Jason A. Schumann dies of 'wounds suffered when an improvised explosive device detonated near his vehicle'

If you mentioned Jason Schumann's name around the halls of Hawley High School, they might not know for sure who you were talking about. Everyone there knew him as "Tuba."

"He's the kind of kid you just liked being around," recalled Mike Martin, principal of the school. "He was hardworking, dedicated and good in the classroom. He had a good outlook on life. That's why people liked being around 'Tuba' Schumann."

On Tuesday, the Defense Department announced that Sgt. Jason A. Schumann, 23, died Saturday near Diwaniyah, Iraq, about 80 miles south of Baghdad.

He is the 52nd Minnesota service member to die in Iraq and the 10th this year.

He leaves behind a widow, Laura Schumann, and a son, Joe.

Schumann was a cavalry scout and was killed when a roadside bomb blew up near the vehicle he was in, the military said. He was in the 3rd Squadron, 89th Cavalry Regiment, 4th Brigade Combat Team, 10th Mountain Division, and was stationed at Fort Polk, La.

Hawley, a town of about 1,900, is 200 miles northwest of St. Paul. Schumann grew up there and enlisted in the Army before he graduated from Hawley High School in 2002.

His principal, Martin - himself a 10-year veteran of the Minnesota Army National Guard - said the enlistment surprised many because they didn't see Schumann as the Army type.

"We didn't see him as an aggressive type at all," he said. "But knowing what we know about him, we know he provided good leadership in the Army."

Music was Schumann's passion; at least that's what he's remembered for at the school. A man of slight frame - public records list him at 5 feet 7 inches and 130 pounds - he lugged around the tuba in the marching band.
"He loved band," Martin said. "When people around school hear the name Jason, they look a little bit puzzled because everyone called him 'Tuba.' "

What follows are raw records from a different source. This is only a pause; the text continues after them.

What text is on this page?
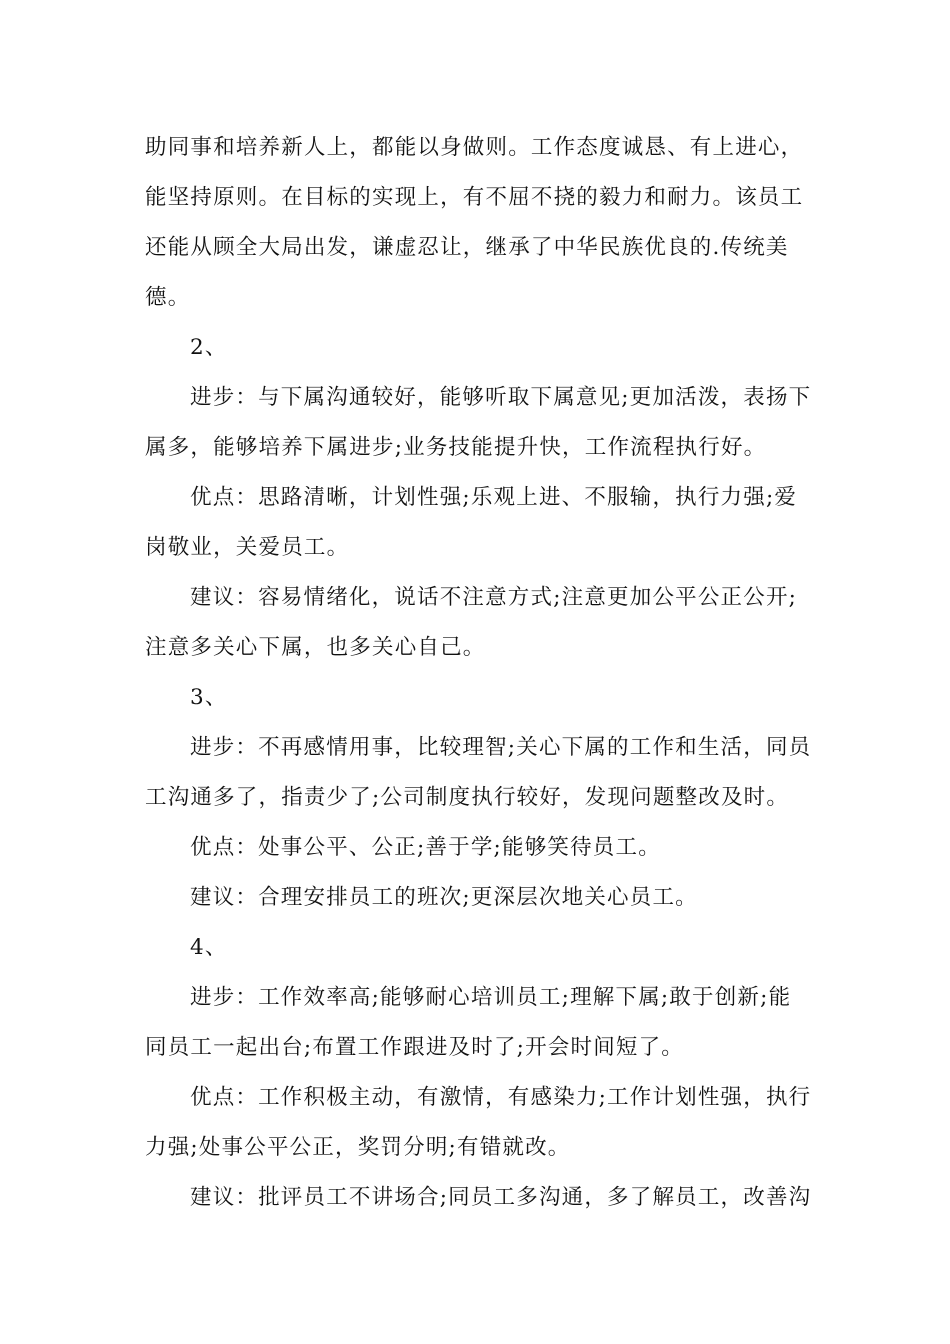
助同事和培养新人上，都能以身做则。工作态度诚恳、有上进心，
能坚持原则。在目标的实现上，有不屈不挠的毅力和耐力。该员工
还能从顾全大局出发，谦虚忍让，继承了中华民族优良的.传统美
德。
2、
进步：与下属沟通较好，能够听取下属意见;更加活泼，表扬下
属多，能够培养下属进步;业务技能提升快，工作流程执行好。
优点：思路清晰，计划性强;乐观上进、不服输，执行力强;爱
岗敬业，关爱员工。
建议：容易情绪化，说话不注意方式;注意更加公平公正公开;
注意多关心下属，也多关心自己。
3、
进步：不再感情用事，比较理智;关心下属的工作和生活，同员
工沟通多了，指责少了;公司制度执行较好，发现问题整改及时。
优点：处事公平、公正;善于学;能够笑待员工。
建议：合理安排员工的班次;更深层次地关心员工。
4、
进步：工作效率高;能够耐心培训员工;理解下属;敢于创新;能
同员工一起出台;布置工作跟进及时了;开会时间短了。
优点：工作积极主动，有激情，有感染力;工作计划性强，执行
力强;处事公平公正，奖罚分明;有错就改。
建议：批评员工不讲场合;同员工多沟通，多了解员工，改善沟
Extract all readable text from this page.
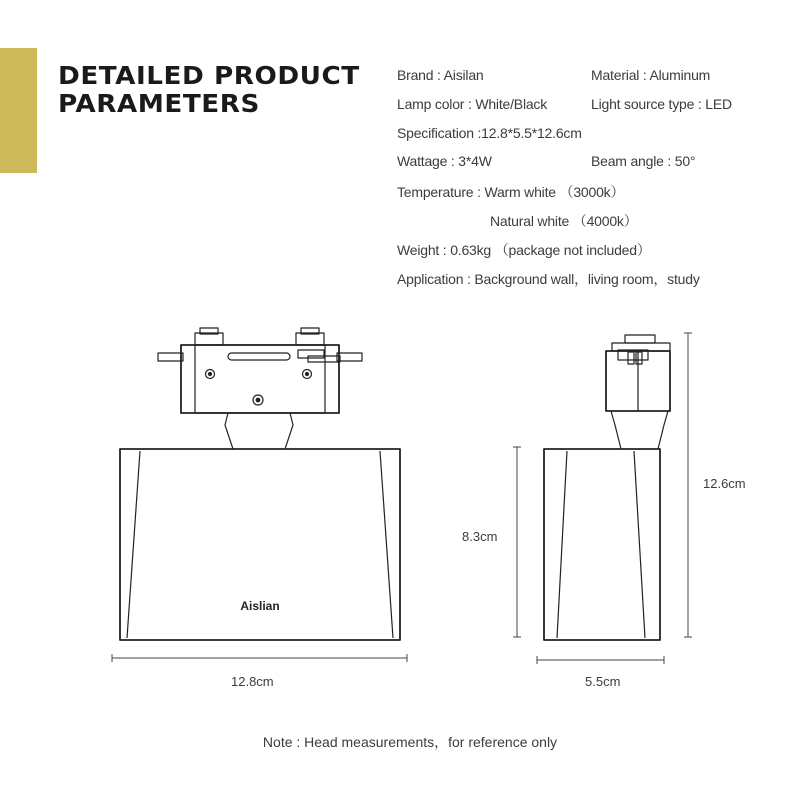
DETAILED PRODUCT
PARAMETERS
Brand : Aisilan	Material : Aluminum
Lamp color : White/Black	Light source type : LED
Specification :12.8*5.5*12.6cm
Wattage : 3*4W	Beam angle : 50°
Temperature : Warm white （3000k）
Natural white （4000k）
Weight : 0.63kg （package not included）
Application : Background wall，living room，study
Aislian
12.8cm
8.3cm
12.6cm
5.5cm
Note : Head measurements，for reference only
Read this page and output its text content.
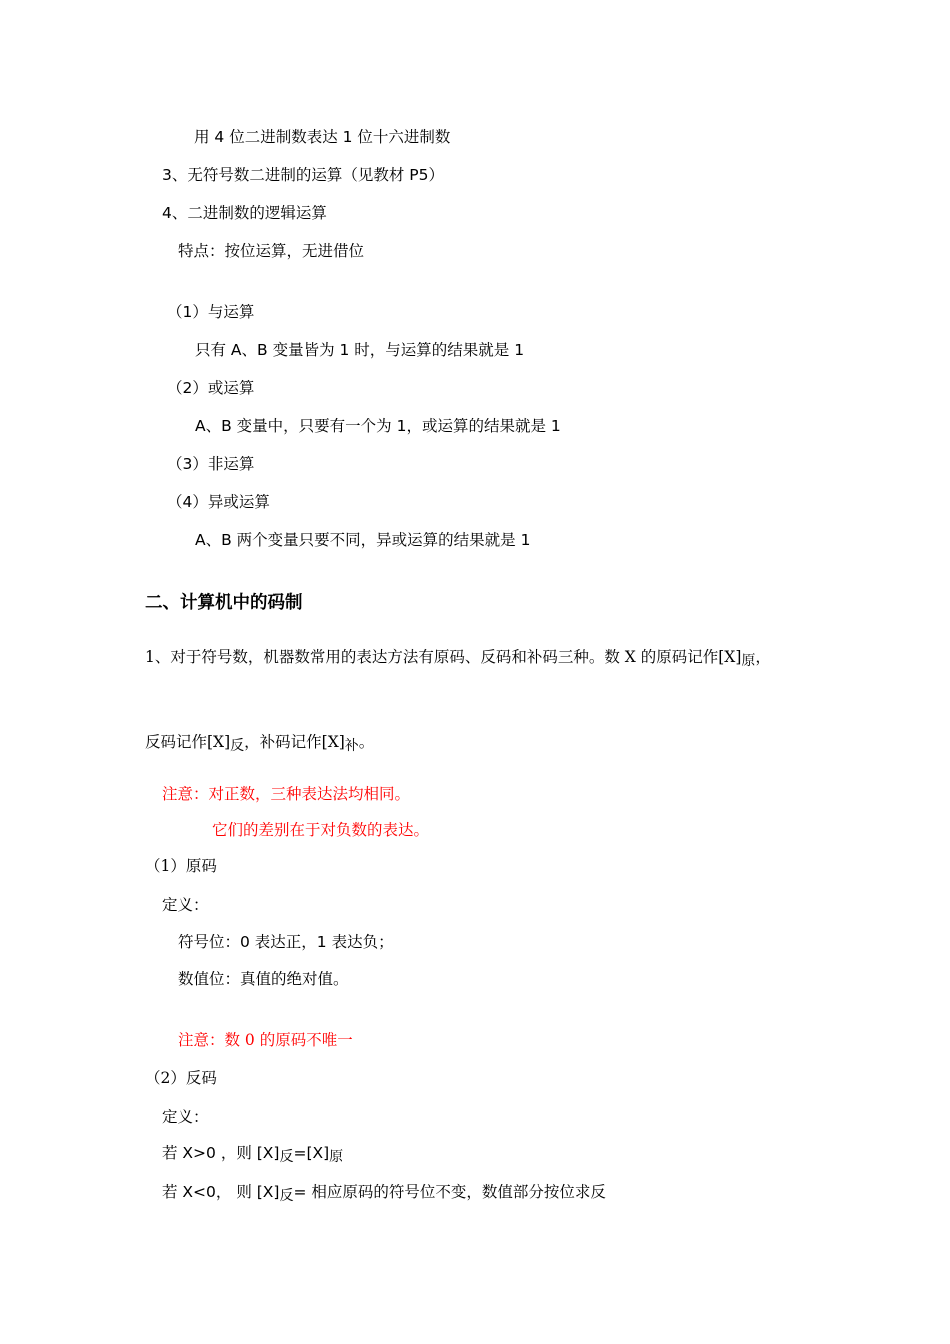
用 4 位二进制数表达 1 位十六进制数
3、无符号数二进制的运算（见教材 P5）
4、二进制数的逻辑运算
特点：按位运算，无进借位
（1）与运算
只有 A、B 变量皆为 1 时，与运算的结果就是 1
（2）或运算
A、B 变量中，只要有一个为 1，或运算的结果就是 1
（3）非运算
（4）异或运算
A、B 两个变量只要不同，异或运算的结果就是 1
二、计算机中的码制
1、对于符号数，机器数常用的表达方法有原码、反码和补码三种。数 X 的原码记作[X]原，
反码记作[X]反，补码记作[X]补。
注意：对正数，三种表达法均相同。
它们的差别在于对负数的表达。
（1）原码
定义：
符号位：0 表达正，1 表达负；
数值位：真值的绝对值。
注意：数 0 的原码不唯一
（2）反码
定义：
若 X>0 ，则 [X]反=[X]原
若 X<0， 则 [X]反= 相应原码的符号位不变，数值部分按位求反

Martin said one anecdote about Schumann underscores his attitude.

"His senior year, he decided he wanted to be the school mascot," the principal said. "We're the Golden Nuggets. Our logo is a pick ax and a chunk of gold, and it's hard to dress up like that.

"He put together a miner's hat and a foam pick ax," Martin said. "He had a lot of fun with it. He just said, 'Hey, I want to be the mascot.' It just kind of exemplifies the kind of kid he was. He had a zest for life."

He said Schumann hadn't had much opportunity to come back to the school since joining the Army, but a couple of months ago, he sent an e-mail to the school's band director, Keith Wander.
"He sent him a wonderful e-mail. He said, 'I should've said thanks sooner,' " Martin said.